Au surplus, cette malheureuse affaire recevait à chaque pas des complications tellement ahurissantes que la jeune fille, peut-être gagnée par l’optimisme britannique de sa tante, ne trouvait plus assez de ressort en soi pour s’exas­pérer. Et quand, au repas de midi, en franchissant le seuil de la salle à manger, elle aperçut la mine satisfaite de son père, évidemment très heureux de la riposte qu’il avait trouvée, elle ne put se défendre d’éclater de rire. Cette hilarité surprit Bergemont cadet et presque le contraria, car il s’attendait à un témoignage de reconnais­sance.

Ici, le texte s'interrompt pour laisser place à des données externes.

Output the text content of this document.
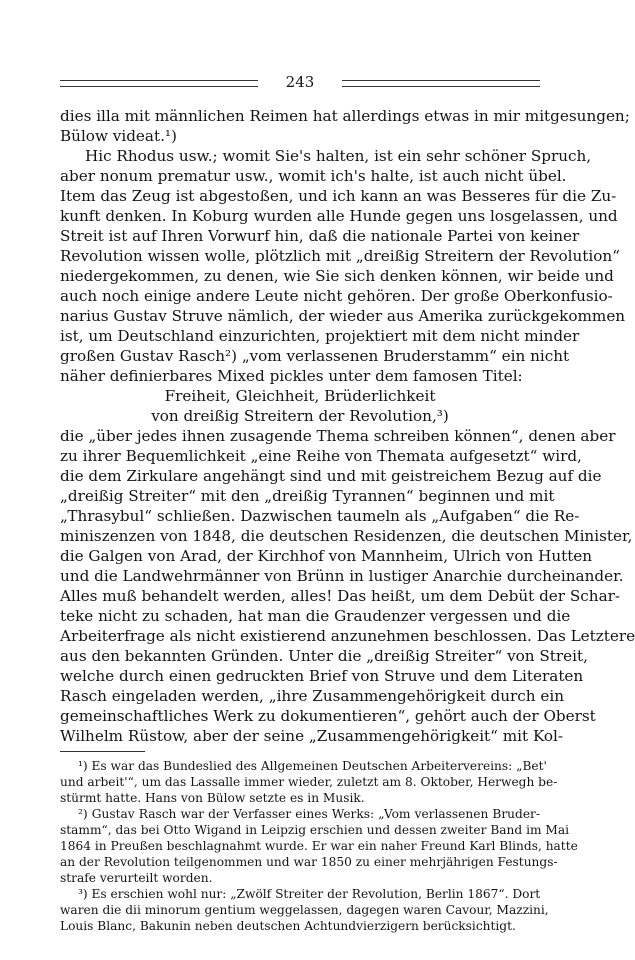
243
dies illa mit männlichen Reimen hat allerdings etwas in mir mitgesungen;
Bülow videat.¹)
Hic Rhodus usw.; womit Sie's halten, ist ein sehr schöner Spruch,
aber nonum prematur usw., womit ich's halte, ist auch nicht übel.
Item das Zeug ist abgestoßen, und ich kann an was Besseres für die Zu-
kunft denken. In Koburg wurden alle Hunde gegen uns losgelassen, und
Streit ist auf Ihren Vorwurf hin, daß die nationale Partei von keiner
Revolution wissen wolle, plötzlich mit „dreißig Streitern der Revolution“
niedergekommen, zu denen, wie Sie sich denken können, wir beide und
auch noch einige andere Leute nicht gehören. Der große Oberkonfusio-
narius Gustav Struve nämlich, der wieder aus Amerika zurückgekommen
ist, um Deutschland einzurichten, projektiert mit dem nicht minder
großen Gustav Rasch²) „vom verlassenen Bruderstamm“ ein nicht
näher definierbares Mixed pickles unter dem famosen Titel:
Freiheit, Gleichheit, Brüderlichkeit
von dreißig Streitern der Revolution,³)
die „über jedes ihnen zusagende Thema schreiben können“, denen aber
zu ihrer Bequemlichkeit „eine Reihe von Themata aufgesetzt“ wird,
die dem Zirkulare angehängt sind und mit geistreichem Bezug auf die
„dreißig Streiter“ mit den „dreißig Tyrannen“ beginnen und mit
„Thrasybul“ schließen. Dazwischen taumeln als „Aufgaben“ die Re-
miniszenzen von 1848, die deutschen Residenzen, die deutschen Minister,
die Galgen von Arad, der Kirchhof von Mannheim, Ulrich von Hutten
und die Landwehrmänner von Brünn in lustiger Anarchie durcheinander.
Alles muß behandelt werden, alles! Das heißt, um dem Debüt der Schar-
teke nicht zu schaden, hat man die Graudenzer vergessen und die
Arbeiterfrage als nicht existierend anzunehmen beschlossen. Das Letztere
aus den bekannten Gründen. Unter die „dreißig Streiter“ von Streit,
welche durch einen gedruckten Brief von Struve und dem Literaten
Rasch eingeladen werden, „ihre Zusammengehörigkeit durch ein
gemeinschaftliches Werk zu dokumentieren“, gehört auch der Oberst
Wilhelm Rüstow, aber der seine „Zusammengehörigkeit“ mit Kol-
¹) Es war das Bundeslied des Allgemeinen Deutschen Arbeitervereins: „Bet'
und arbeit'“, um das Lassalle immer wieder, zuletzt am 8. Oktober, Herwegh be-
stürmt hatte. Hans von Bülow setzte es in Musik.
²) Gustav Rasch war der Verfasser eines Werks: „Vom verlassenen Bruder-
stamm“, das bei Otto Wigand in Leipzig erschien und dessen zweiter Band im Mai
1864 in Preußen beschlagnahmt wurde. Er war ein naher Freund Karl Blinds, hatte
an der Revolution teilgenommen und war 1850 zu einer mehrjährigen Festungs-
strafe verurteilt worden.
³) Es erschien wohl nur: „Zwölf Streiter der Revolution, Berlin 1867“. Dort
waren die dii minorum gentium weggelassen, dagegen waren Cavour, Mazzini,
Louis Blanc, Bakunin neben deutschen Achtundvierzigern berücksichtigt.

— Alors, papa, c’est ainsi que tu comptes avoir raison de l’Aviateur inconnu ? lui demanda Elvire.

— Mais, parfaitement, ma fille, répondit-il. Tu as voulu que je te fournisse une justification… Tu reconnaîtras, j’espère, que je n’en ai pas mesuré les termes.

Bergemont aîné intervint.

— Que s’est-il donc passé ? interrogea-t-il.

En quelques mots, Elvire le mit au courant, ainsi que Flossie, de la déclaration de guerre de son père. La nou­velle eut pour effet immédiat de provoquer chez l’oncle Tristan une explosion d’ironie.

— Ah ! je l’aurais juré. Tu ne pouvais nous ménager qu’une équipée dans ce genre. Tu es tout pareil à Gribouille, mon pauvre ami, tu te jettes à l’eau de peur d’être mouillé.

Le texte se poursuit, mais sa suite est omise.